Here’s a simple diagram showing the use of an inverter:
With the switch in the open position (off), the result out of the inverter, to pin A14, would be ‘0’ or low. With the switch in the closed position (on), the result of out of the inverter, to pin A14, would be ‘1’ or high.
The choice is yours. If using the type of DIP switch that when the switch is in the UP position is OFF, perhaps the diagram without the inverter would be the best choice. The ‘piano’ type DIP switch is most common for this. Using a binary number counter switch, the use of the inverter would be recommended.
Here’s a draft diagram of a completed circuit schematic. Keep in mind, I only connected the Data and Address lines in the diagram. You would still connect OE to OE, CE to CE and PGM (WE) to PGM.
Keep in mind that Vss is Ground. Notice the switches, 1-3, are set up 1-3 and not 3-1. It all depends how you want to design the circuit. If using DIP switches, you may want to reverse the switches as 3-2-1. That way, setting the switches to OFF-OFF-ON would equal 1, OFF-ON-OFF would equal 2, and so on. But then again, OFF-OFF-OFF would set A14-A16 to high or ‘1.’ Since we’re not using an inverter in this circuit, you have to think opposite. Setting them all to ON, would set all of them to ‘0.’ It is probably a little confusing, but not hard to get used to I suppose.
For the following diagram, I installed an inverter:
I used the same switch order, 1-2-3. Perhaps, it would be better to go ahead and set these to 3-2-1. In this circuit, you need to connect CE to CE, OE to OE and PGM to PGM (or WE to PGM – same thing) as well. I just wanted to show you the schematic of connecting the address and data pins as well as Vcc and Vss (Ground). In the above circuit, all switches to off is 000 (not 111 as in the diagram above this one).
Again, leaving the switch off, would leave a high level on the collector pin of the 7404 hex inverter chip. The inverter would, in fact, invert the signal, from a high to a low (0 volts). Seeming, that if my switch is OFF, I would want to have a low signal to the pin it’s affecting. This is optional. Whatever you do, make sure you’re on track with what and how you are doing it.

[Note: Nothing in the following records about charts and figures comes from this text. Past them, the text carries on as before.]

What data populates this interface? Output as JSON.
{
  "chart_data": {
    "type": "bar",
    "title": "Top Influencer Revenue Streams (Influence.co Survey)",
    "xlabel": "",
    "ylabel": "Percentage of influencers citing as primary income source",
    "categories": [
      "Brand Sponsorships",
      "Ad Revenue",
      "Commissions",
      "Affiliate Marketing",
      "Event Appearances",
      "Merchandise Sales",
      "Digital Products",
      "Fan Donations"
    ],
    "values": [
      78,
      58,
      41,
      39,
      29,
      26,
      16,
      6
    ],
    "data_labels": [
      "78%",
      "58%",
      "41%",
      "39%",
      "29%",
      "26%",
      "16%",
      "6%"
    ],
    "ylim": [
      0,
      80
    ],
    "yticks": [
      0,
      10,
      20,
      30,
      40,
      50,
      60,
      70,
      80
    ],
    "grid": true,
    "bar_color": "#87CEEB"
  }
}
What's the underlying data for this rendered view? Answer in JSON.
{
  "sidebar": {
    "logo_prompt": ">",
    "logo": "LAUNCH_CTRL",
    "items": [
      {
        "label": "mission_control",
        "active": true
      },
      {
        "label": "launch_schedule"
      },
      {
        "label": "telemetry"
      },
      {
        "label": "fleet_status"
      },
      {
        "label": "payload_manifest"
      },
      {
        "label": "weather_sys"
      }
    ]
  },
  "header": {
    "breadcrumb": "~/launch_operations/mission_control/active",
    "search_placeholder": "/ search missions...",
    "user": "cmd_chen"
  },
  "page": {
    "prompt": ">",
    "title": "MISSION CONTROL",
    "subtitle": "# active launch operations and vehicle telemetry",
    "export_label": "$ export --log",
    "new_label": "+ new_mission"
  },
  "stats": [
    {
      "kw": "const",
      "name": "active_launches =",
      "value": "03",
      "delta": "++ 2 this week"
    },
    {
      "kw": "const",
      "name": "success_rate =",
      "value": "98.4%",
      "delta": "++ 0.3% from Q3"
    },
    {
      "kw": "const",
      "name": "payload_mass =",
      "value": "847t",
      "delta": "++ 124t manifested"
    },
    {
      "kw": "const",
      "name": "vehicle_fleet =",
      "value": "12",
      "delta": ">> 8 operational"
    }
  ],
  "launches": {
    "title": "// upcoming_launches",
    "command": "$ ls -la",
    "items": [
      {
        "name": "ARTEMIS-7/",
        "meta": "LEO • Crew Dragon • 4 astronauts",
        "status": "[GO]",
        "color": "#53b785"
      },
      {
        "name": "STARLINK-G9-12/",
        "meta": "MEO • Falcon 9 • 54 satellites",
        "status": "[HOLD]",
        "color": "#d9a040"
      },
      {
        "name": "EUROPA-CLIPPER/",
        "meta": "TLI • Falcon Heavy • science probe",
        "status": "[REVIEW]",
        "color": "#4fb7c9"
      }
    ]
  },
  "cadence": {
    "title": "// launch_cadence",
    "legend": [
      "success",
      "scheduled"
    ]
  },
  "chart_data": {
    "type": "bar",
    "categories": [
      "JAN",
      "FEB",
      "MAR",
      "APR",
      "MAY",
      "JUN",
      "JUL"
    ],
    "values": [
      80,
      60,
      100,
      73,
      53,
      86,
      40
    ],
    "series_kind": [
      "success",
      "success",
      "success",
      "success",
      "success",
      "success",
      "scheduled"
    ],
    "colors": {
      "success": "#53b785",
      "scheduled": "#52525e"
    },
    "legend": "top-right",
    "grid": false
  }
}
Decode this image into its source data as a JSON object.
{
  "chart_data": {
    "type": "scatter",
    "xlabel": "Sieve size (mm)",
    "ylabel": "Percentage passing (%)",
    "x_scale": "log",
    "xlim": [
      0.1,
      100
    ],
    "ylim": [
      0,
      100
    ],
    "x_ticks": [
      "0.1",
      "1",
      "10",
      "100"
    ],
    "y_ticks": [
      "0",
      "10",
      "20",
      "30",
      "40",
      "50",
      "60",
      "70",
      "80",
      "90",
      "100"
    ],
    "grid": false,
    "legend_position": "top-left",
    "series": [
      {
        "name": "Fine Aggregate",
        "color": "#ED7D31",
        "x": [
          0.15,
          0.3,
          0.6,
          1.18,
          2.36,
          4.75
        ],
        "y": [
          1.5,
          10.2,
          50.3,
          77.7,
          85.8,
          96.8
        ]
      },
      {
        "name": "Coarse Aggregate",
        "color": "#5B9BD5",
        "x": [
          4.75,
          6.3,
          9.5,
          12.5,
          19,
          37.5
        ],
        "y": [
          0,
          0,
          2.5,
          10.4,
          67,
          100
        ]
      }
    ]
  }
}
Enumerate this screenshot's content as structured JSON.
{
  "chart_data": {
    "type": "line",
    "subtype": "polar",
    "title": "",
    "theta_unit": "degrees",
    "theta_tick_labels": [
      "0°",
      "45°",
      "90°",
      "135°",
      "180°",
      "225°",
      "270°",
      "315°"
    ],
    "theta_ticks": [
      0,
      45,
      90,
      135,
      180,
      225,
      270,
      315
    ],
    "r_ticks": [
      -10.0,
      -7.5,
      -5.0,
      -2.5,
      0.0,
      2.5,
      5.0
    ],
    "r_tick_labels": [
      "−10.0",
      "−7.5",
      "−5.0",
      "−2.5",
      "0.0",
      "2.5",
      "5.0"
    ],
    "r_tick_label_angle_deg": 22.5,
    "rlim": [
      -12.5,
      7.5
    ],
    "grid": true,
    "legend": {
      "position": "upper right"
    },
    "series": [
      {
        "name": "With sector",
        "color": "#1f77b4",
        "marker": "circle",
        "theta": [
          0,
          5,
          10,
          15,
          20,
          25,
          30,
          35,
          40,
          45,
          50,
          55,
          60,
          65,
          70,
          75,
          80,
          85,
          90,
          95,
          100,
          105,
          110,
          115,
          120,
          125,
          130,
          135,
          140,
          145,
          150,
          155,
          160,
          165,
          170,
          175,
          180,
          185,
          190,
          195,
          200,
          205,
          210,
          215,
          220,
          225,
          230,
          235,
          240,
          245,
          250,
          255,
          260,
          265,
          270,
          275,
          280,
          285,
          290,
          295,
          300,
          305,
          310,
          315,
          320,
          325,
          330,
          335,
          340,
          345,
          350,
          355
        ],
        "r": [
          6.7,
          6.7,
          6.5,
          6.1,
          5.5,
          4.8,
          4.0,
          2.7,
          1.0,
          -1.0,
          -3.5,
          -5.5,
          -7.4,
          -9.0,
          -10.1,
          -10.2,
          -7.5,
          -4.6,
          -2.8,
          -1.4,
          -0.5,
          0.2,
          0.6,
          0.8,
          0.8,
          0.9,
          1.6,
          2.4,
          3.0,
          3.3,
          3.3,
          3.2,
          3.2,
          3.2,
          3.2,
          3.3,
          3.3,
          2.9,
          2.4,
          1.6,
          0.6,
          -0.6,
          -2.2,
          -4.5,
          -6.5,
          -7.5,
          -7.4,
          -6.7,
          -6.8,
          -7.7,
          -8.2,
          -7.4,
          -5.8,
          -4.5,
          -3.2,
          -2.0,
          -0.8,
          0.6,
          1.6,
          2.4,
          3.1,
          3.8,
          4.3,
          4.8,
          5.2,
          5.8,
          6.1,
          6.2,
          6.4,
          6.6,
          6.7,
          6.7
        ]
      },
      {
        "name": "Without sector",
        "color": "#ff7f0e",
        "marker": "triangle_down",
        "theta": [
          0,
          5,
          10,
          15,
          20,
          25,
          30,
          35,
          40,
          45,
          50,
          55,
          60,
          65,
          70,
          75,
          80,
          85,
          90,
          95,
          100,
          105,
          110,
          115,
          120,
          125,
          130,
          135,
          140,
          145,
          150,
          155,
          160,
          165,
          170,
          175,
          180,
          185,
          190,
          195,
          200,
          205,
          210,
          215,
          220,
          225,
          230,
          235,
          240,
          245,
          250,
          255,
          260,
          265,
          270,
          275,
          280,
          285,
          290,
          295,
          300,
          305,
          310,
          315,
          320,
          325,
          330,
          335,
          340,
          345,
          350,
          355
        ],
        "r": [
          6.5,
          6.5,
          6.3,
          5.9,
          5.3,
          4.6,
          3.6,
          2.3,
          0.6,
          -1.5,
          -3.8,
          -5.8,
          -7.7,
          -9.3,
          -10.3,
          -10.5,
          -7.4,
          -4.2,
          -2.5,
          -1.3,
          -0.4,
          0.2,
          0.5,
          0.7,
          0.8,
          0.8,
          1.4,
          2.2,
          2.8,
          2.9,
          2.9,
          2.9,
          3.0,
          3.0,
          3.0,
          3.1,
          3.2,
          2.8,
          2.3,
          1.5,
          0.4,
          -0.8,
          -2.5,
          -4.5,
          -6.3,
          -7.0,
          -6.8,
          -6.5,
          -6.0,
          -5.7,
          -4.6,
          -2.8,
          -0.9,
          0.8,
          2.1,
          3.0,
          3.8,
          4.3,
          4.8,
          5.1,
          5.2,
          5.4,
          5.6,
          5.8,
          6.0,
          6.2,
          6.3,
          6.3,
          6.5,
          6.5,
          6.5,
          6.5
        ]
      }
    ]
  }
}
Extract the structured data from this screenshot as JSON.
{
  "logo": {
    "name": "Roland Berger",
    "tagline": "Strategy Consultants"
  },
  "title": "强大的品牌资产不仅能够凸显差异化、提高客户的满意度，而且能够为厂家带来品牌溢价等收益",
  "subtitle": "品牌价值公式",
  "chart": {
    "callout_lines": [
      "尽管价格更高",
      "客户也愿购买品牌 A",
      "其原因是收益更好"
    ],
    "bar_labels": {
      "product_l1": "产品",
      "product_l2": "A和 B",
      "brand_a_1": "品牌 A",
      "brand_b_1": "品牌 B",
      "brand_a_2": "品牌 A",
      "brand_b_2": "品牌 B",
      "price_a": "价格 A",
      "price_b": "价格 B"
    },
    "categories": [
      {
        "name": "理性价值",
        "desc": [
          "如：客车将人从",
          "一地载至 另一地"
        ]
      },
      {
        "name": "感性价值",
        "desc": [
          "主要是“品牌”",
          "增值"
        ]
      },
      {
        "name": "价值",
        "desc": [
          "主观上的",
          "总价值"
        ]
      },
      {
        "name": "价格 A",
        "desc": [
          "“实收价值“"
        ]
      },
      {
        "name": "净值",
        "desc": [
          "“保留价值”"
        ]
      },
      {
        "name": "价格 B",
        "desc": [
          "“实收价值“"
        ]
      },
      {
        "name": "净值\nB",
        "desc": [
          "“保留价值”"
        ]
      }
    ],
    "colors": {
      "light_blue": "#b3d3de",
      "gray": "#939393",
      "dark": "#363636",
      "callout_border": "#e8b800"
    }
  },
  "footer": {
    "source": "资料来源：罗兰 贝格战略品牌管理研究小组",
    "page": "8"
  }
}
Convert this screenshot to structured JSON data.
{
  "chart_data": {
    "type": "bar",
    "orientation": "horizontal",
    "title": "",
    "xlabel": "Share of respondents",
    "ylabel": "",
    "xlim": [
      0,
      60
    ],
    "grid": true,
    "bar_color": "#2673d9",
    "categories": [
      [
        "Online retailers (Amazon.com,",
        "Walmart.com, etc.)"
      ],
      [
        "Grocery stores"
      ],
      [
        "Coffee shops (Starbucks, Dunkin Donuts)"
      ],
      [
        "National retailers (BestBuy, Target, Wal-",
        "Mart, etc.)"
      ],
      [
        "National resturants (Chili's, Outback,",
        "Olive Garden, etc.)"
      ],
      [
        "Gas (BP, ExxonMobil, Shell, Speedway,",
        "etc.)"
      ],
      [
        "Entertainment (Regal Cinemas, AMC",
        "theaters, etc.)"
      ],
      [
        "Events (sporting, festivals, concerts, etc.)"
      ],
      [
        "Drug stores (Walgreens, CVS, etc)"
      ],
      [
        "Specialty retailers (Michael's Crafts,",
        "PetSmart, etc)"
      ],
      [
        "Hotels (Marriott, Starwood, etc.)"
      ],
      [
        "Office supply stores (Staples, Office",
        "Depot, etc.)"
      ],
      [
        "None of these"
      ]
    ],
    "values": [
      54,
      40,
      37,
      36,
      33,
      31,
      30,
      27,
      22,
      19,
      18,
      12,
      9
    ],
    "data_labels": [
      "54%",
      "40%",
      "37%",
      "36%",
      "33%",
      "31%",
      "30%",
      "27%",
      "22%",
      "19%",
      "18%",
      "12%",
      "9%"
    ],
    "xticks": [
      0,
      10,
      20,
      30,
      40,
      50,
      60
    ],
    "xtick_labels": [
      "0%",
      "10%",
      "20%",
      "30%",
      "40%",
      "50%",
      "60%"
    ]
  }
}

This is 100% theory and has NOT been tested. I plan on testing this very soon. It has been claimed that you can switch programs on the fly. WE recommend that you do not switch on the fly. Switching during the middle of data retrieval can be very harmful to your engine. Let’s say you switch, right when the ECM as looking for a particular value for spark advance. It’s supposed to be 20* but since you switched the program right in the middle, the data got corrupted and it receives the value to advance 50* instead! I’m not saying it will happen, I just believe it’s highly probable. Pull over, shut off the car, switch the program, start it back up. Better safe than sorry.